Register here: https://www.meetup.com/edinbr/events/298492818


  • Jan Gorecki came to R around 2013 when databases happened to be not enough for data analytics. Once he discovered data.table he never went back to databases for data processing. Amazed by data.table’s UX (simply a base R data.frame on steroids), he started contributing high level functions that he used in databases and data warehouses. Over years he jumped into C and from 2018 contributed first high performance routines. Used R in production in UK mortgages company and in H2O.ai as infrastructure orchestration. Developed many R packages over years. Taught by the time to be very conservative in (and if !) picking dependencies.

  • Nick Christofides is a Healthcare Analyst at Public Health Scotland. With a background in statistics, epidemiology, and finance, he enjoys utilising his technical expertise to analyse healthcare data, building tools to help solve real-world problems. During the COVID-19 pandemic, he played a vital role in reporting key trends and insights to the Scottish government and NHS Boards. In this time he gained a particular interest in time series data, one of the inspirations for timeplyr. Also in his spare time he enjoys cooking, drumming, and writing R code.



Rolling statistics

Jan Gorecki

Slides (pdf): click here

Rolling statistics are an interesting topic for optimizations, therefore in my talk I will use R language to present naive implementation, and the optimized implementation, on a simple case of rolling mean. Then I will move to data.table implementations of rolling statistics explaining possible optimizations in other functions, which are not that straightforward anymore, like min/max and, actually very complex, median. Finally benchmarks will be presented comparing data.table implementations to base R, pandas, polars, slider/dplyr, duckdb and spark.

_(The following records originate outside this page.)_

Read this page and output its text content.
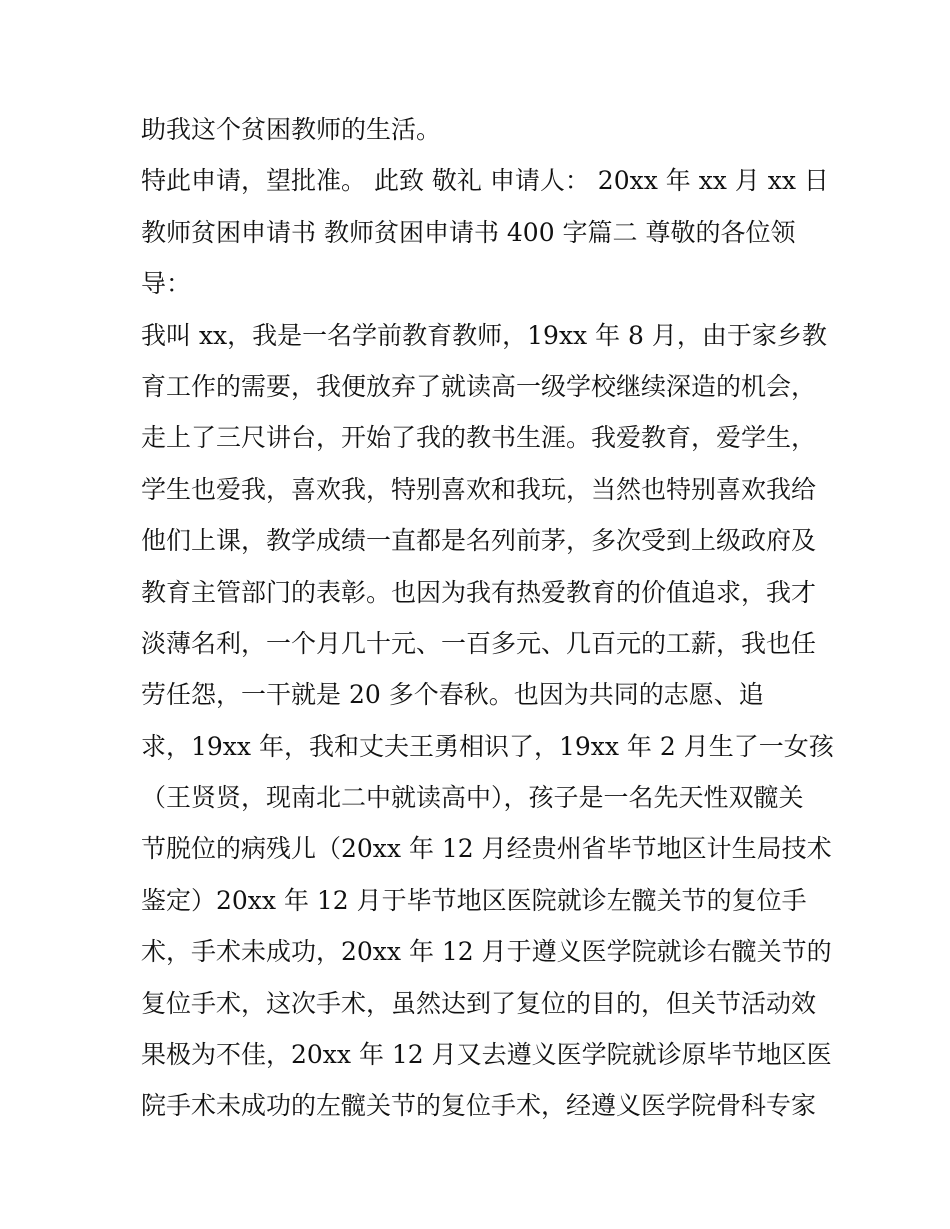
助我这个贫困教师的生活。
特此申请，望批准。 此致 敬礼 申请人： 20xx 年 xx 月 xx 日
教师贫困申请书 教师贫困申请书 400 字篇二 尊敬的各位领
导：
我叫 xx，我是一名学前教育教师，19xx 年 8 月，由于家乡教
育工作的需要，我便放弃了就读高一级学校继续深造的机会，
走上了三尺讲台，开始了我的教书生涯。我爱教育，爱学生，
学生也爱我，喜欢我，特别喜欢和我玩，当然也特别喜欢我给
他们上课，教学成绩一直都是名列前茅，多次受到上级政府及
教育主管部门的表彰。也因为我有热爱教育的价值追求，我才
淡薄名利，一个月几十元、一百多元、几百元的工薪，我也任
劳任怨，一干就是 20 多个春秋。也因为共同的志愿、追
求，19xx 年，我和丈夫王勇相识了，19xx 年 2 月生了一女孩
（王贤贤，现南北二中就读高中），孩子是一名先天性双髋关
节脱位的病残儿（20xx 年 12 月经贵州省毕节地区计生局技术
鉴定）20xx 年 12 月于毕节地区医院就诊左髋关节的复位手
术，手术未成功，20xx 年 12 月于遵义医学院就诊右髋关节的
复位手术，这次手术，虽然达到了复位的目的，但关节活动效
果极为不佳，20xx 年 12 月又去遵义医学院就诊原毕节地区医
院手术未成功的左髋关节的复位手术，经遵义医学院骨科专家
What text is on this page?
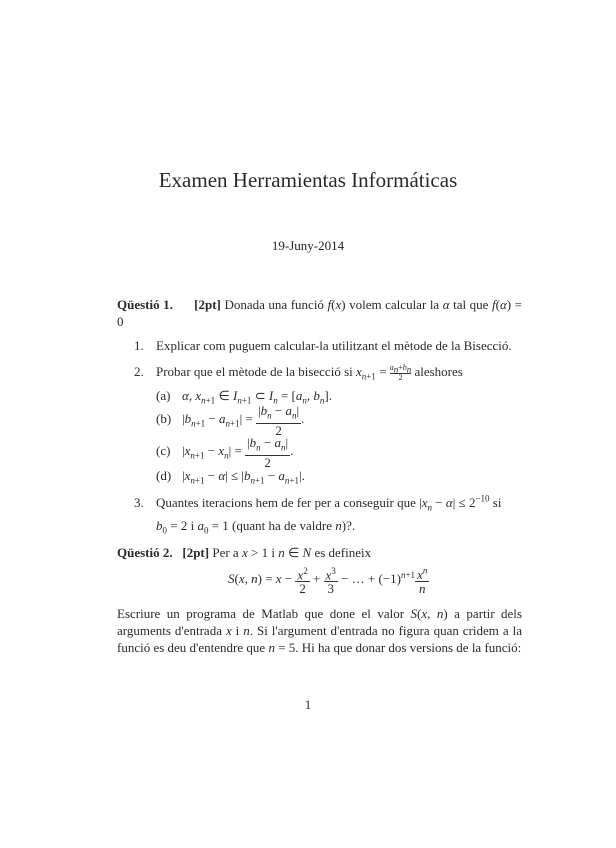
Examen Herramientas Informáticas
19-Juny-2014
Qüestió 1. [2pt] Donada una funció f(x) volem calcular la α tal que f(α) = 0
1. Explicar com puguem calcular-la utilitzant el mètode de la Bisecció.
2. Probar que el mètode de la bisecció si $x_{n+1} = \frac{a_n+b_n}{2}$ aleshores
(a) α, $x_{n+1}$ ∈ $I_{n+1}$ ⊂ $I_n = [a_n$, $b_n$].
(b) $|b_{n+1} - a_{n+1}| = \frac{|b_n - a_n|}{2}$ .
(c) $|x_{n+1} - x_n| = \frac{|b_n - a_n|}{2}$ .
(d) $|x_{n+1} - \alpha| \le |b_{n+1} - a_{n+1}|$.
3. Quantes iteracions hem de fer per a conseguir que $|x_n - \alpha| \le 2^{-10}$ si
$b_0 = 2$ i $a_0 = 1$ (quant ha de valdre n)?.
Qüestió 2. [2pt] Per a x > 1 i n ∈ N es defineix
S(x, $n) = x - \frac{x^2}{2} + \frac{x^3}{3}$ − … + $(-1)^{n+1} \frac{x^n}{n}$
Escriure un programa de Matlab que done el valor S(x, n) a partir dels arguments d'entrada x i n. Si l'argument d'entrada no figura quan cridem a la funció es deu d'entendre que n = 5. Hi ha que donar dos versions de la funció:
1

timeplyr - Fast Tidy Functions for Date and Time Manipulation

Nick Christofides

Slides (web page): click here

We all know dates in R are difficult and frustrating at the best of times, so timeplyr seeks to make this much easier!

While most time-based packages are designed to work with relatively small, clean and aggregate data, timeplyr contains a set of tidy tools to efficiently handle big messy data, as well as being able to naturally manage many time-based variables such as dates, date-times, year-months and others.

timeplyr aims to be a companion to the successful dplyr package but with speed in mind, with most of the calculations combining the speed of collapse and the efficiency of data.table.